Ainsi, dans cette thèse, la section de discussion sera également l'occasion d'investir et d'approfondir le matériel émergent, appelé contenu latent en analyse de contenu. Il est possible, en approfondissant les thèmes abordés et ceux qui leur sont associés, de voir se dessiner une « trame théorique » (Van der Maren, 1996, p.410), ou, pour reprendre le terme de Bernatchez (2010), un « référentiel » faisant appel aux valeurs et normes inhérentes aux politiques (p.59). Autrement dit, « la lecture de l’analyste de contenu des communications n’est pas, ou n’est pas seulement, une lecture « au pied de la lettre », mais la mise au jour d’un sens au second degré » (Bardin, 2009, p.46).

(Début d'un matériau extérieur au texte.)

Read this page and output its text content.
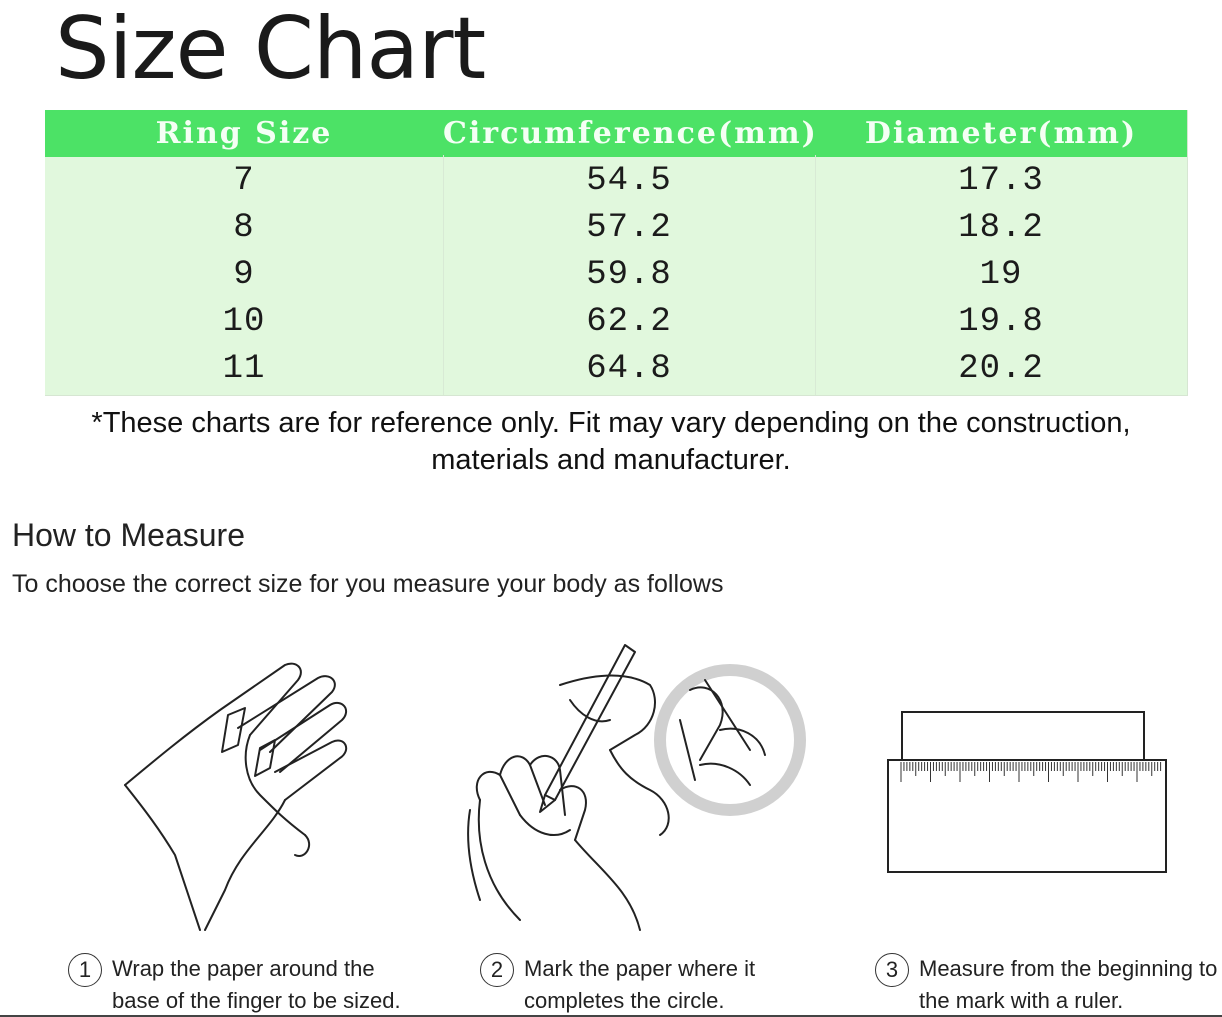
Size Chart
Ring Size	Circumference(mm)	Diameter(mm)
7	54.5	17.3
8	57.2	18.2
9	59.8	19
10	62.2	19.8
11	64.8	20.2
*These charts are for reference only. Fit may vary depending on the construction,
materials and manufacturer.
How to Measure
To choose the correct size for you measure your body as follows
1 Wrap the paper around the
base of the finger to be sized.
2 Mark the paper where it
completes the circle.
3 Measure from the beginning to
the mark with a ruler.
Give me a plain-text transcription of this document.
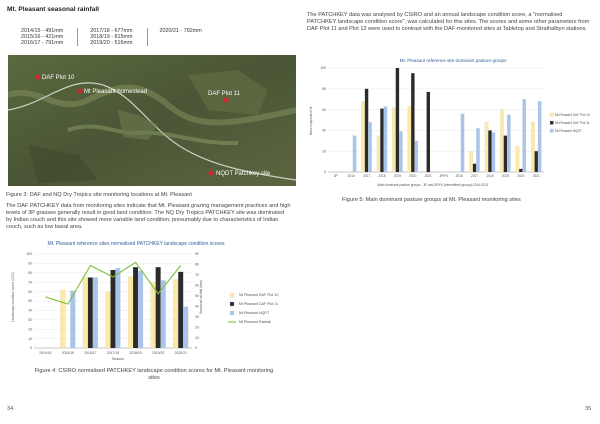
Mt. Pleasant seasonal rainfall
2014/15 - 491mm	2017/18 - 677mm	2020/21 - 792mm
2015/16 - 421mm	2018/19 - 815mm	
2016/17 - 791mm	2019/20 - 516mm	
DAF Plot 10
Mt Pleasant homestead	DAF Plot 11
NQDT Patchkey site
Figure 3: DAF and NQ Dry Tropics site monitoring locations at Mt. Pleasant
The DAF PATCHKEY data from monitoring sites indicate that Mt. Pleasant grazing management practices and high levels of 3P grasses generally result in good land condition. The NQ Dry Tropics PATCHKEY site was dominated by Indian couch and this site showed more variable land condition, presumably due to characteristics of Indian couch, such as low basal area.
The PATCHKEY data was analysed by CSIRO and an annual landscape condition score, a "normalised PATCHKEY landscape condition score", was calculated for this sites. The scores and some other parameters from DAF Plot 11 and Plot 12 were used to contrast with the DAF-monitored sites at Tabletop and Strathalbyn stations.
Mt. Pleasant reference site dominant pasture groups
Main composition %
Main dominant pasture groups - 3P and 3P/P4 (intermittent groups) 2016-2021
0
20
40
60
80
100
3P	2016	2017	2018	2019	2020	2021 3P/P4 2016	2017	2018	2019	2020	2021
Mt Pleasant DAF Plot 10
Mt Pleasant DAF Plot 11
Mt Pleasant NQDT
Figure 5: Main dominant pasture groups at Mt. Pleasant monitoring sites
Mt. Pleasant reference sites normalised PATCHKEY landscape condition scores
Landscape condition score (/100)	Seasonal rainfall (mm)
Season
0
10
20
30
40
50
60
70
80
90
100
0
10
20
30
40
50
60
70
80
90
2014/15	2015/16	2016/17	2017/18	2018/19	2019/20	2020/21
Mt Pleasant DAF Plot 10
Mt Pleasant DAF Plot 11
Mt Pleasant NQDT
Mt Pleasant Rainfall
Figure 4: CSIRO normalised PATCHKEY landscape condition scores for Mt. Pleasant monitoring sites
34	35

Cette section verra donc apparaître de nouvelles notions, théories et auteurs qui viendront porter un nouvel éclairage sur l'interprétation et viendront donner un sens plus cohérent aux observations faites précédemment. Elle viendra également compléter le cadre conceptuel élaboré, rappelons-le, dans une posture inductive, de manière temporaire. Pour dégager ce contenu latent, nous avons également pris soin de remettre dans leur contexte les différentes politiques analysées. Cette contextualisation est essentielle à l'analyse interprétative, elle permet d'expliquer des changements drastiques dans les orientations d'un document à l'autre (si, par exemple, une élection a porté au pouvoir un nouveau gouvernement), et de chercher les sources et références théoriques ou idéologiques sur lesquelles s'appuient les orientations normatives émanant des documents. La posture épistémologique inductive nous permet de procéder à cette découverte du contenu latent.